Um die Banken, deren Eigenkapitalausstattung nach der Finanzkrise durch staatliche Regulierung aufgestockt wurde, nicht mit den zunehmenden Kreditausfallrisiken allein zu lassen, plädieren die Ökonomen auch für eine vorübergehende Absenkung der Eigenkapitalanforderungen. Eine kurzfristige realwirtschaftliche Rezession soll nicht in einer Bankenkrise münden. Alle Ökonomen sind sich einig, dass der ausgeglichene Bundeshaushalt, die „schwarze Null“ aufgegeben werden muss. Die gehörte bisher vor allem zum Markenkern der Union. Doch die Bundeskanzlerin hat sie gestern bei ihrer Corona-Pressekonferenz ohnehin bereits zur Disposition gestellt.

Die im Grundgesetz verankerte Schuldenbremse, die für den Bund sogar in Normalzeiten eine Neuverschuldung von 0,35 Prozent des BIP erlaubt (das wären derzeit rund 12 Milliarden Euro im Jahr), stellten die Ökonomen bei ihrer gestrigen Pressekonferenz dagegen nicht in Frage. Im übrigen gilt nach Art. 115 Abs. 2 Grundgesetz auch folgende Ausnahmeregelung für Notsituationen: „Im Falle von Naturkatastrophen oder außergewöhnlichen Notsituationen, die sich der Kontrolle des Staates entziehen und die staatliche Finanzlage erheblich beeinträchtigen, können diese Kreditobergrenzen auf Grund eines Beschlusses der Mehrheit der Mitglieder des Bundestages überschritten werden.
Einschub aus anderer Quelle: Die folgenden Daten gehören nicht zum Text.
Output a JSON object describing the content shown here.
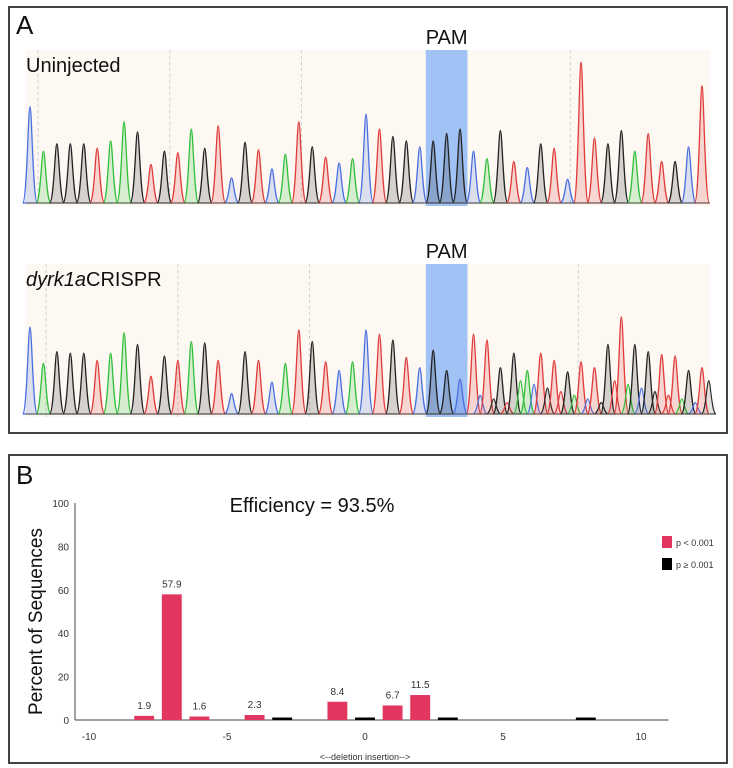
{
  "panel_a": {
    "label": "A",
    "traces": [
      {
        "title_italic": "",
        "title": "Uninjected",
        "pam_label": "PAM"
      },
      {
        "title_italic": "dyrk1a",
        "title": " CRISPR",
        "pam_label": "PAM"
      }
    ]
  },
  "panel_b": {
    "label": "B",
    "annotation": "Efficiency = 93.5%"
  },
  "colors": {
    "A": "#2fbf3a",
    "C": "#4a6fe0",
    "G": "#222222",
    "T": "#e03a3a",
    "pam": "#8fb8f5",
    "sig": "#e0365f",
    "nonsig": "#000000",
    "trace_bg": "#fdf8f2"
  },
  "chart_data": [
    {
      "type": "chromatogram",
      "traces": [
        {
          "name": "Uninjected",
          "bases": "CAGGGTAAGTGTAGTCGTCATGTCACTGGCGGGCAGTCGTCTTGGATTGCT",
          "heights": [
            0.65,
            0.35,
            0.4,
            0.4,
            0.4,
            0.37,
            0.42,
            0.55,
            0.48,
            0.26,
            0.35,
            0.34,
            0.5,
            0.37,
            0.52,
            0.17,
            0.41,
            0.36,
            0.23,
            0.33,
            0.55,
            0.38,
            0.31,
            0.27,
            0.3,
            0.6,
            0.5,
            0.45,
            0.42,
            0.38,
            0.42,
            0.47,
            0.5,
            0.35,
            0.3,
            0.49,
            0.28,
            0.24,
            0.4,
            0.37,
            0.16,
            0.95,
            0.44,
            0.4,
            0.49,
            0.35,
            0.47,
            0.28,
            0.28,
            0.38,
            0.79
          ],
          "pam_index": [
            30,
            32
          ]
        },
        {
          "name": "dyrk1a CRISPR",
          "bases": "CAGGGTAAGTGTAGTCGTCATGTCACTGTCGGCTTGGATTGTTGTGGTTGT",
          "heights": [
            0.6,
            0.35,
            0.43,
            0.42,
            0.42,
            0.37,
            0.42,
            0.56,
            0.48,
            0.26,
            0.4,
            0.37,
            0.5,
            0.49,
            0.37,
            0.14,
            0.43,
            0.37,
            0.22,
            0.35,
            0.58,
            0.5,
            0.36,
            0.3,
            0.36,
            0.58,
            0.55,
            0.51,
            0.39,
            0.32,
            0.44,
            0.3,
            0.24,
            0.55,
            0.51,
            0.32,
            0.42,
            0.3,
            0.42,
            0.37,
            0.29,
            0.36,
            0.32,
            0.48,
            0.67,
            0.48,
            0.43,
            0.41,
            0.4,
            0.3,
            0.32
          ],
          "pam_index": [
            30,
            32
          ]
        }
      ]
    },
    {
      "type": "bar",
      "ylabel": "Percent of Sequences",
      "xlabel": "<--deletion     insertion-->",
      "xlim": [
        -10,
        10
      ],
      "ylim": [
        0,
        100
      ],
      "xticks": [
        -10,
        -5,
        0,
        5,
        10
      ],
      "yticks": [
        0,
        20,
        40,
        60,
        80,
        100
      ],
      "legend_position": "top-right",
      "series": [
        {
          "name": "p < 0.001",
          "color": "#e0365f",
          "x": [
            -8,
            -7,
            -6,
            -4,
            -1,
            1,
            2
          ],
          "values": [
            1.9,
            57.9,
            1.6,
            2.3,
            8.4,
            6.7,
            11.5
          ],
          "labels": [
            "1.9",
            "57.9",
            "1.6",
            "2.3",
            "8.4",
            "6.7",
            "11.5"
          ]
        },
        {
          "name": "p ≥ 0.001",
          "color": "#000000",
          "x": [
            -3,
            0,
            3,
            8
          ],
          "values": [
            1.0,
            1.0,
            0.6,
            0.3
          ]
        }
      ]
    }
  ]
}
Der Beschluss ist mit einem Tilgungsplan zu verbinden.“ Im Klartext: Der Bundestag könnte, falls die 0,35 Prozent-Kreditobergrenze überschritten wird, mit absoluter Mehrheit in der Corona-Krise auch höhere Schulden beschließen, müsste für diese Ausnahmekredite aber einen konkreten Tilgungsplan verabschieden.

Interessanterweise greifen die Ökonomen auch einen Vorschlag auf, den die Sozialdemokraten beim letzten Koalitionsausschuss am Sonntag gegen die Union nicht durchsetzen konnten. Sie regen an, als vertrauensbildende Maßnahme die für das kommende Jahr beschlossene Absenkung des Solidaritätszuschlags auf 1. Juli dieses Jahres vorzuziehen. Das Signal soll die Konsumlaune der Bürger erhöhen, weil ihnen dann sofort etwas mehr Geld im Portemonnaie verbleibt. Teure Konjunkturprogramme lehnen die Ökonomen dagegen zu Recht ab. Denn deren Wirkung würde verpuffen, weil einer Kombination aus einem Angebots- und Nachfrageschock nicht mit staatlichen Konjunkturprogrammen begegnet werden kann.

Zur gestrigen Forderung führender deutscher Ökonomen passt auch die Entscheidung, die heute von der EZB getroffen wurde. Eine weitere Leitzinssenkung unterbleibt zu Recht. Dafür will die Notenbank ihr Kreditprogramm für Geschäftsbanken aufstocken und deren Konditionen verbessern. Außerdem wird das bestehende monatliche Anleihekauf-Programm für die restlichen neun Monate dieses Jahres von 180 auf insgesamt 300 Milliarden Euro aufgestockt.